Sound radiation from a vibrating body in relative motion with its surrounding medium

Abstract

As an extension of the authors' previous work [J. Acoust. Soc. Am. Suppl. 1 83, S77 (1988)], this paper considers sound radiation from a vibrating body in relative motion with its surrounding medium, namely, either a vibrating body radiating sound into a homogeneous inviscid fluid in uniform motion or a moving vibrating body radiating sound into a stationary inviscid fluid. The resulting sound fields in both cases can be expressed in terms of volume integrals and surface integrals based on the exact theory of Lighthill's acoustic analogy and generalized function theory.
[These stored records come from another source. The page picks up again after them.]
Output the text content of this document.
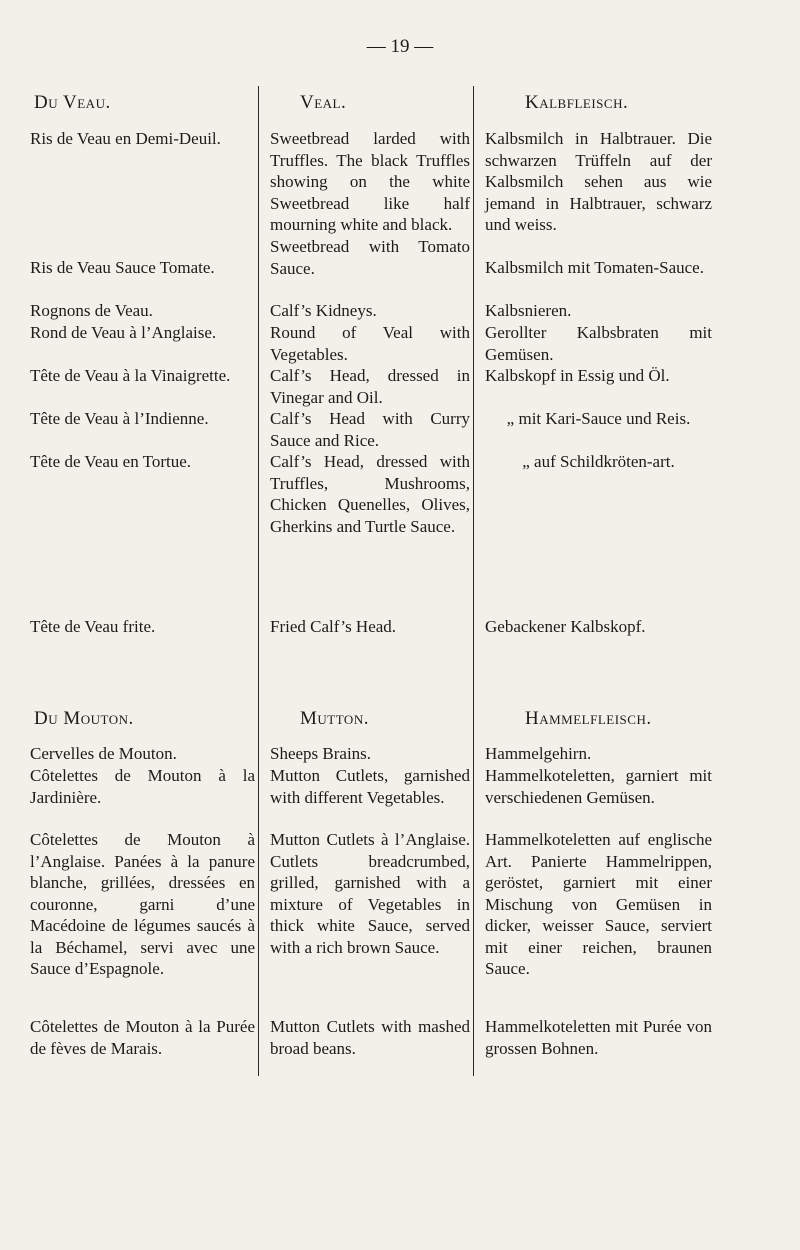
— 19 —
Du Veau.
Ris de Veau en Demi-Deuil.
Ris de Veau Sauce Tomate.
Rognons de Veau.
Rond de Veau à l’Anglaise.
Tête de Veau à la Vinaigrette.
Tête de Veau à l’Indienne.
Tête de Veau en Tortue.
Tête de Veau frite.
Du Mouton.
Cervelles de Mouton.
Côtelettes de Mouton à la Jardinière.
Côtelettes de Mouton à l’Anglaise. Panées à la panure blanche, grillées, dressées en couronne, garni d’une Macédoine de légumes saucés à la Béchamel, servi avec une Sauce d’Espagnole.
Côtelettes de Mouton à la Purée de fèves de Marais.
Veal.
Sweetbread larded with Truffles. The black Truffles showing on the white Sweetbread like half mourning white and black.
Sweetbread with Tomato Sauce.
Calf’s Kidneys.
Round of Veal with Vegetables.
Calf’s Head, dressed in Vinegar and Oil.
Calf’s Head with Curry Sauce and Rice.
Calf’s Head, dressed with Truffles, Mushrooms, Chicken Quenelles, Olives, Gherkins and Turtle Sauce.
Fried Calf’s Head.
Mutton.
Sheeps Brains.
Mutton Cutlets, garnished with different Vegetables.
Mutton Cutlets à l’Anglaise. Cutlets breadcrumbed, grilled, garnished with a mixture of Vegetables in thick white Sauce, served with a rich brown Sauce.
Mutton Cutlets with mashed broad beans.
Kalbfleisch.
Kalbsmilch in Halbtrauer. Die schwarzen Trüffeln auf der Kalbsmilch sehen aus wie jemand in Halbtrauer, schwarz und weiss.
Kalbsmilch mit Tomaten-Sauce.
Kalbsnieren.
Gerollter Kalbsbraten mit Gemüsen.
Kalbskopf in Essig und Öl.
„ mit Kari-Sauce und Reis.
„ auf Schildkröten-art.
Gebackener Kalbskopf.
Hammelfleisch.
Hammelgehirn.
Hammelkoteletten, garniert mit verschiedenen Gemüsen.
Hammelkoteletten auf englische Art. Panierte Hammelrippen, geröstet, garniert mit einer Mischung von Gemüsen in dicker, weisser Sauce, serviert mit einer reichen, braunen Sauce.
Hammelkoteletten mit Purée von grossen Bohnen.
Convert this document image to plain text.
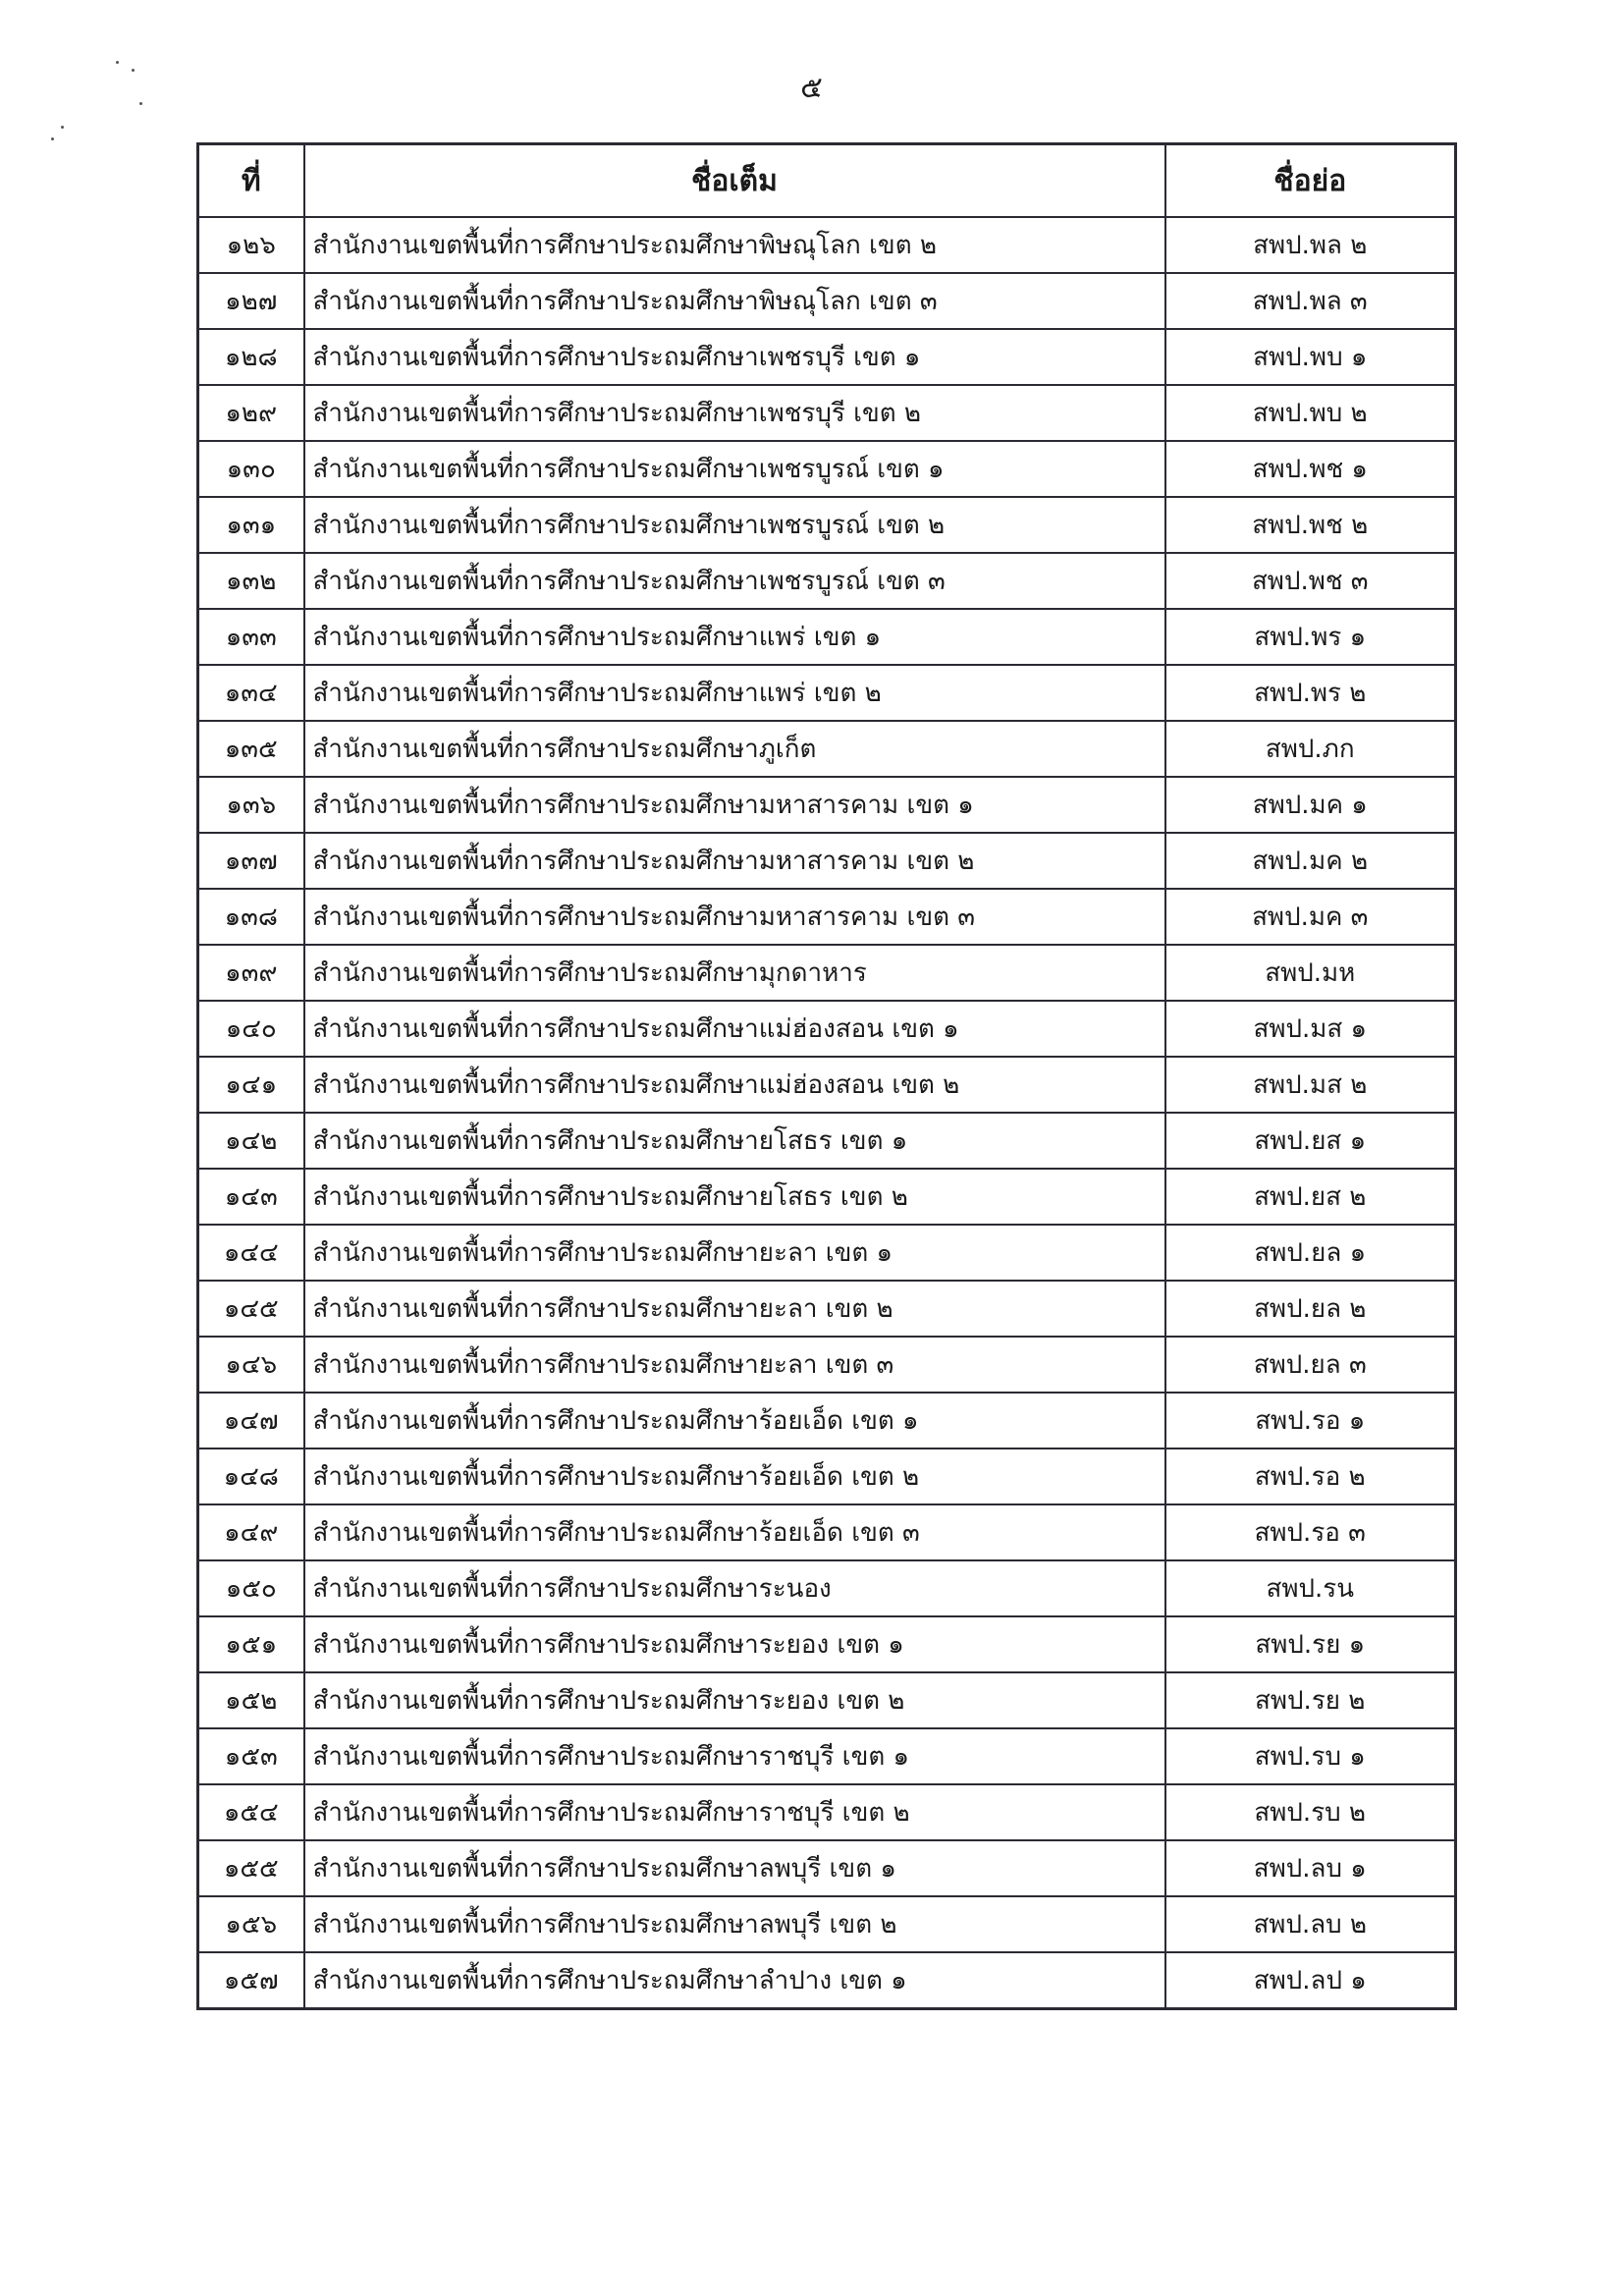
๕
ที่	ชื่อเต็ม	ชื่อย่อ
๑๒๖	สำนักงานเขตพื้นที่การศึกษาประถมศึกษาพิษณุโลก เขต ๒	สพป.พล ๒
๑๒๗	สำนักงานเขตพื้นที่การศึกษาประถมศึกษาพิษณุโลก เขต ๓	สพป.พล ๓
๑๒๘	สำนักงานเขตพื้นที่การศึกษาประถมศึกษาเพชรบุรี เขต ๑	สพป.พบ ๑
๑๒๙	สำนักงานเขตพื้นที่การศึกษาประถมศึกษาเพชรบุรี เขต ๒	สพป.พบ ๒
๑๓๐	สำนักงานเขตพื้นที่การศึกษาประถมศึกษาเพชรบูรณ์ เขต ๑	สพป.พช ๑
๑๓๑	สำนักงานเขตพื้นที่การศึกษาประถมศึกษาเพชรบูรณ์ เขต ๒	สพป.พช ๒
๑๓๒	สำนักงานเขตพื้นที่การศึกษาประถมศึกษาเพชรบูรณ์ เขต ๓	สพป.พช ๓
๑๓๓	สำนักงานเขตพื้นที่การศึกษาประถมศึกษาแพร่ เขต ๑	สพป.พร ๑
๑๓๔	สำนักงานเขตพื้นที่การศึกษาประถมศึกษาแพร่ เขต ๒	สพป.พร ๒
๑๓๕	สำนักงานเขตพื้นที่การศึกษาประถมศึกษาภูเก็ต	สพป.ภก
๑๓๖	สำนักงานเขตพื้นที่การศึกษาประถมศึกษามหาสารคาม เขต ๑	สพป.มค ๑
๑๓๗	สำนักงานเขตพื้นที่การศึกษาประถมศึกษามหาสารคาม เขต ๒	สพป.มค ๒
๑๓๘	สำนักงานเขตพื้นที่การศึกษาประถมศึกษามหาสารคาม เขต ๓	สพป.มค ๓
๑๓๙	สำนักงานเขตพื้นที่การศึกษาประถมศึกษามุกดาหาร	สพป.มห
๑๔๐	สำนักงานเขตพื้นที่การศึกษาประถมศึกษาแม่ฮ่องสอน เขต ๑	สพป.มส ๑
๑๔๑	สำนักงานเขตพื้นที่การศึกษาประถมศึกษาแม่ฮ่องสอน เขต ๒	สพป.มส ๒
๑๔๒	สำนักงานเขตพื้นที่การศึกษาประถมศึกษายโสธร เขต ๑	สพป.ยส ๑
๑๔๓	สำนักงานเขตพื้นที่การศึกษาประถมศึกษายโสธร เขต ๒	สพป.ยส ๒
๑๔๔	สำนักงานเขตพื้นที่การศึกษาประถมศึกษายะลา เขต ๑	สพป.ยล ๑
๑๔๕	สำนักงานเขตพื้นที่การศึกษาประถมศึกษายะลา เขต ๒	สพป.ยล ๒
๑๔๖	สำนักงานเขตพื้นที่การศึกษาประถมศึกษายะลา เขต ๓	สพป.ยล ๓
๑๔๗	สำนักงานเขตพื้นที่การศึกษาประถมศึกษาร้อยเอ็ด เขต ๑	สพป.รอ ๑
๑๔๘	สำนักงานเขตพื้นที่การศึกษาประถมศึกษาร้อยเอ็ด เขต ๒	สพป.รอ ๒
๑๔๙	สำนักงานเขตพื้นที่การศึกษาประถมศึกษาร้อยเอ็ด เขต ๓	สพป.รอ ๓
๑๕๐	สำนักงานเขตพื้นที่การศึกษาประถมศึกษาระนอง	สพป.รน
๑๕๑	สำนักงานเขตพื้นที่การศึกษาประถมศึกษาระยอง เขต ๑	สพป.รย ๑
๑๕๒	สำนักงานเขตพื้นที่การศึกษาประถมศึกษาระยอง เขต ๒	สพป.รย ๒
๑๕๓	สำนักงานเขตพื้นที่การศึกษาประถมศึกษาราชบุรี เขต ๑	สพป.รบ ๑
๑๕๔	สำนักงานเขตพื้นที่การศึกษาประถมศึกษาราชบุรี เขต ๒	สพป.รบ ๒
๑๕๕	สำนักงานเขตพื้นที่การศึกษาประถมศึกษาลพบุรี เขต ๑	สพป.ลบ ๑
๑๕๖	สำนักงานเขตพื้นที่การศึกษาประถมศึกษาลพบุรี เขต ๒	สพป.ลบ ๒
๑๕๗	สำนักงานเขตพื้นที่การศึกษาประถมศึกษาลำปาง เขต ๑	สพป.ลป ๑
However, quantities involved in the volume integrals are not known a priori. Determination of these quantities is equivalent to solving an inhomogeneous wave equation governing the entire flow field, which is virtually impossible for most problems of interest. This paper shows that for a vibrating body in constant and rectilinear relative motion with its surrounding medium, the volume integrals can be transformed into surface integrals. Consequently, the acoustic field can be completely determined given the boundary conditions on the vibrating surface. The total radiated power is calculated and shown to be greatly enhanced by the Mach number. [Work supported in part by ONR, NSF, and Institute for Manufacturing Research at Wayne State University.]